En 2013, la Russie a interdit la « propagande LGBT », initialement définie de manière vague, mais qui a conduit à la censure de représentations neutres ou positives des relations et de l’identité non hétérosexuelles, en particulier pour les enfants. Cette loi a été élargie en 2022 pour inclure les adultes et criminaliser le soutien au « mouvement LGBT international », considéré comme une organisation « extrémiste ».
La nouvelle législation sur les livres, présentée comme une modification d’une loi sur l’éducation, s’applique rétroactivement, permettant de poursuivre des individus pour des actions qui n’étaient pas illégales au moment où elles ont été commises. En avril, la police de Saint-Pétersbourg a perquisitionné la librairie Podpisniye Izdaniya, à la recherche de titres contenant une « idéologie LGBT » ou d’autres thèmes sensibles, comme le féminisme. En mai, trois employés des maisons d’édition Eksmo et Individuum ont été arrêtés pour « extrémisme » LGBT lors de la publication d’un roman sur une histoire d’amour homosexuelle dans l’Union soviétique.
Felix Sandalov, ancien rédacteur en chef d’Individuum et actuel directeur d’une maison d’édition basée à l’étranger, explique que ce roman a attiré l’attention de l’État et que de nouvelles amendements à la loi sur la « propagande LGBT » ont été introduits à la suite de sa publication. Il souligne que même porter un badge arc-en-ciel ou vendre un livre avec un personnage queer peut désormais être considéré comme de l’extrémisme.
Sujets tabous et autocensure
Depuis l’invasion de l’Ukraine en 2022, les lois sur la censure en temps de guerre punissent sévèrement ceux qui remettent en question la version officielle des événements, y compris par des peines de prison. D’autres sujets tabous incluent la « propagande » promouvant les modes de vie sans enfant, les comparaisons entre l’Union soviétique et l’Allemagne nazie, et le « mouvement international du satanisme ».

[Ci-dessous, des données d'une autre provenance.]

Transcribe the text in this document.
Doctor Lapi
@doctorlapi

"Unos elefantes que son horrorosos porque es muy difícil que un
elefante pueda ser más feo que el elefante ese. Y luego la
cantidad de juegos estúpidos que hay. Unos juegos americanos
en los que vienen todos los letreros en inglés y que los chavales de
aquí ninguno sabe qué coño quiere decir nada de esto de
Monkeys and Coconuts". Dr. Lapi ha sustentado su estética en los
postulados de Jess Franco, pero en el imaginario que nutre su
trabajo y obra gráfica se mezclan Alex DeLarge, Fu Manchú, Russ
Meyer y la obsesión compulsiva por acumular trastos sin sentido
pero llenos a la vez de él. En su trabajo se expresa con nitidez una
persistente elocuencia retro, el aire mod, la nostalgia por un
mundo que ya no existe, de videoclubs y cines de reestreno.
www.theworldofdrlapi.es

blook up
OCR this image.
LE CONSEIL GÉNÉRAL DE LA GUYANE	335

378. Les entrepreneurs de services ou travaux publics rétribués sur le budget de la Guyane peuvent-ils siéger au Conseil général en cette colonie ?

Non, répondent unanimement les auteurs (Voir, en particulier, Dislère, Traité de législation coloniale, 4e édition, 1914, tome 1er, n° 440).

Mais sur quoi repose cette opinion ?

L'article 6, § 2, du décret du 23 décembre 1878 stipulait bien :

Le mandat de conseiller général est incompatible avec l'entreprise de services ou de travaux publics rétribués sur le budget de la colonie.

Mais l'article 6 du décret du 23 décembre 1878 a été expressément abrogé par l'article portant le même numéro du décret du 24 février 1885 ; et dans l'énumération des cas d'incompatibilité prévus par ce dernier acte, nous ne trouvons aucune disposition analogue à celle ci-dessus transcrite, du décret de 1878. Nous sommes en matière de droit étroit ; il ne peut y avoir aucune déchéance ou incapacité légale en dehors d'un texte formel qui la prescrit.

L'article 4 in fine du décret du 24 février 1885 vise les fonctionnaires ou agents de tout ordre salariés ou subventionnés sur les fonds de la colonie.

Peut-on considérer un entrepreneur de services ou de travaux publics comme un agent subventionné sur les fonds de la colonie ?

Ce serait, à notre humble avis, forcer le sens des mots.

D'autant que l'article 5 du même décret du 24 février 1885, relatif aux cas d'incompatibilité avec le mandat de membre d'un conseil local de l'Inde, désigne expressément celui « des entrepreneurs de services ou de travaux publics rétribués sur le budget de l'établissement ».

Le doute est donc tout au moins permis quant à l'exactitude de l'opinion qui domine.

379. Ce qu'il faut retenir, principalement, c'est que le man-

Une nouvelle loi contre la « narco-propagande », interdisant la représentation positive ou neutre des drogues illicites, entrera en vigueur l’année prochaine. Bien que les législateurs aient promis qu’elle ne s’appliquerait pas à la littérature classique publiée avant 1990, des œuvres comme Le Maître et Marguerite de Mikhaïl Boulgakov pourraient être interdites si elles étaient publiées aujourd’hui en raison de leurs thèmes sataniques et de leur représentation de la toxicomanie.
Un panel d’experts, comprenant des représentants de l’Église orthodoxe et de l’agence de régulation en ligne Roskomnadzor, a été créé pour vérifier le contenu interdit. Les autorités sont également assistées par des citoyens vigilants qui déposent des plaintes concernant le matériel « immoral » ou « non patriotique ».
L’autocensure se manifeste par le noircissement de passages offensants, comme dans une biographie du réalisateur italien Pier Paolo Pasolini, où des pages entières ont été supprimées.
Contourner les restrictions
Malgré ces restrictions, le monde littéraire russe trouve des moyens de contourner les exigences strictes, en déguisant des idées controversées dans des contextes de science-fiction ou de fantaisie, ou en imprimant leurs œuvres à l’étranger. Une nouvelle industrie de l’édition est apparue au sein de la diaspora d’opposition, avec des éditeurs comme Sandalov.
Akunin, qui publie également à l’étranger, souligne que la dictature et la liberté d’expression sont incompatibles, et que plus un régime est totalitaire, plus il interdit.